The title of Charles Francis Saunders' regional outdoor classic is a misnomer: The Southern Sierras of California refers not to the Southern Sierra Nevada Mountains farther north in Central California, but to its lesser (elevation-wise) mountain nieces and nephews surrounding what have now, ninety-seven years removed from publication, become the greater Los Angeles / Inland Empire / and San Diego suburban megalopolis.
|The BIG SANTA ANITA HISTORICAL SOCIETY ed., 1984
Introduction by John W. Robinson
Saunders' Sierras include the following mountain ranges: The Santa Monicas above Point Mugu and Malibu; the San Gabriels (my favorite So. CA range) though now so fire gutted as to be nearly unhikable, including Mount Baldy, described aptly by Saunders as the "desert island in the sky," and it is (I've been to the top five times); the San Bernardinos, home to Big Bear and the largest population of year-round residents in any national forest in the United States, whose "Greyback" (San Gorgonio Mountain) towers over every mountain in the south half of the state (been to the top of it too!) at 11,502 feet, so high that it's the only mountain in So. CA whose snow melt forms a seasonal lake (a "tarn"); the San Jacintos south of Palm Springs; the Santa Rosas; and then the back country peaks in San Diego County, best represented around the rustic town of Julian.
That's a mouthful of mountains forming an aerial triangle-view over Southern California, stretching some two hundred miles in length. And Charles Francis Saunders, traveling on foot (sometimes horseback) wrote about every scenic nook and cranny of it, circa 1913, in The Southern Sierras of California.
Into San Andreas canyon he went (south of Palm Springs) and its hidden oasis of a waterfall framed by palms.
Up the water polished rocks and natural water slides of The Narrows in the East Fork of San Gabriel Canyon. Great place to skinny-dip, by the way, if you're still young, in the summer after a hot backpack in, in the refreshing boulder-walled swimming holes (though beware of rattlesnakes that swim!).
Along idling Malibu Creek in the heart of the Santa Monicas, trekked Saunders, the future site of several Hollywood film productions.
A harrowing journey to the top of "Greyback" during a thunderstorm -- with no place to hide -- a trip in which one member of the traveling party died:
"Suddenly there was a crash of thunder and a blinding flash. The bolt stunned the guide, and sent him plumb crazy, so I had to hold him by force to the ground for half an hour, or he would have thrown himself off the mountain. A second bolt that followed killed Wheeler instantly, ripping his clothes to shreds and leaving him almost naked. Then a third bolt struck close to me while I was struggling with Dobbs, who cried like a baby and was calling for his mother. I couldn't make him realize what had happened. Other bolts followed striking here and there on neighboring buttes, and I was with a dead man and a lunatic on my hands, and no help so far as I knew within a dozen miles, and the mountain wild with storm." - from the Higher Peaks chapter.

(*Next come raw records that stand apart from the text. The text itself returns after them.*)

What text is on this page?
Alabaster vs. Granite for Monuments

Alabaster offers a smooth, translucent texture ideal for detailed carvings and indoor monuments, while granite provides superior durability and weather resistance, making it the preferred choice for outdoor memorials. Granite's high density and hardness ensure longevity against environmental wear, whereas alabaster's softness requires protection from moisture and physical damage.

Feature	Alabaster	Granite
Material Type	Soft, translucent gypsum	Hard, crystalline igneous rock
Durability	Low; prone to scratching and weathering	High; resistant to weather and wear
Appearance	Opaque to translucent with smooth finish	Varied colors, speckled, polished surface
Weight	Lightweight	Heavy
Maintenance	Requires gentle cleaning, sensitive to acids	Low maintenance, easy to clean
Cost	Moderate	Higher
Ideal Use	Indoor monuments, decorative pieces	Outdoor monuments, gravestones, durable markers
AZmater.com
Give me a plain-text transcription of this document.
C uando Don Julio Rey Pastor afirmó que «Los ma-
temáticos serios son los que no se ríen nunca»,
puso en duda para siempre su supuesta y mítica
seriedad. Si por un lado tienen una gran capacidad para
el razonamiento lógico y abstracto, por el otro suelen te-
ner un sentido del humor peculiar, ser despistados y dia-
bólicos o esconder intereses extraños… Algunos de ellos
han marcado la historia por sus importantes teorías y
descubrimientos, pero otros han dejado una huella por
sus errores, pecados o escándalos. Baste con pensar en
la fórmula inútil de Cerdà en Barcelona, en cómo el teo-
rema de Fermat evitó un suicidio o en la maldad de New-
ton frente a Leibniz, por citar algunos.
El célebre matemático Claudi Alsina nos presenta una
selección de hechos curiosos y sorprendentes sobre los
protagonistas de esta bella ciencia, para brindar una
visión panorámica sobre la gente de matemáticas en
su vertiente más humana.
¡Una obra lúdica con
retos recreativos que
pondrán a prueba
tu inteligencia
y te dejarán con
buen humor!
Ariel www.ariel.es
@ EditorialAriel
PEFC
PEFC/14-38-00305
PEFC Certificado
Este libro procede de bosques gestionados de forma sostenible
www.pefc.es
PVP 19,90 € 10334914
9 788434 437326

Saunders "vacationed" also at most of the San Gabriel Mountains long forgotten "trail resorts," -- Camp Colby, in particular, Saunders writes about, where a hot home cooked meal and a bed and good company awaited the intrepid traveler. Only one such trail resort from the "Great Hiking Era" (1890s - 1930s) so popular among weekending Los Angelenos during Saunders' day, remains in operation, Sturtevant Camp. See this link for details: http://www.sturtevantcamp.org/
Saunder's prose is a bit more flowery than his more famous contemporary, John Muir (maybe because Saunders was a botanist?), but even though he's less poetic and philosophical than Muir, he was still a fine writer. If Muir was Leo Tolstoy, then Charles Francis Saunders was Ivan Turgenev. Apples and oranges.
If you're a hiking addict (as I once was) living in Southern California as I've lived here since I was a kid, how fascinating is it walking the same trails Saunders walked (and John Muir too) observing, based on his vibrant descriptions of the scenery, how little has changed in the undeveloped swaths of wilderness over a century. And it's just plain fun, also, exploring the stone block ruins and foundations of "trail resorts" from a bygone, almost forgotten era in Southern California History, in which Saunders, now a relatively unknown figure, overshadowed by outdoorsmen more famous than he, once slept and unwound from a long day on the trail. Days when the mountains around Los Angeles were as wild and isolated as the Alaskan wilderness.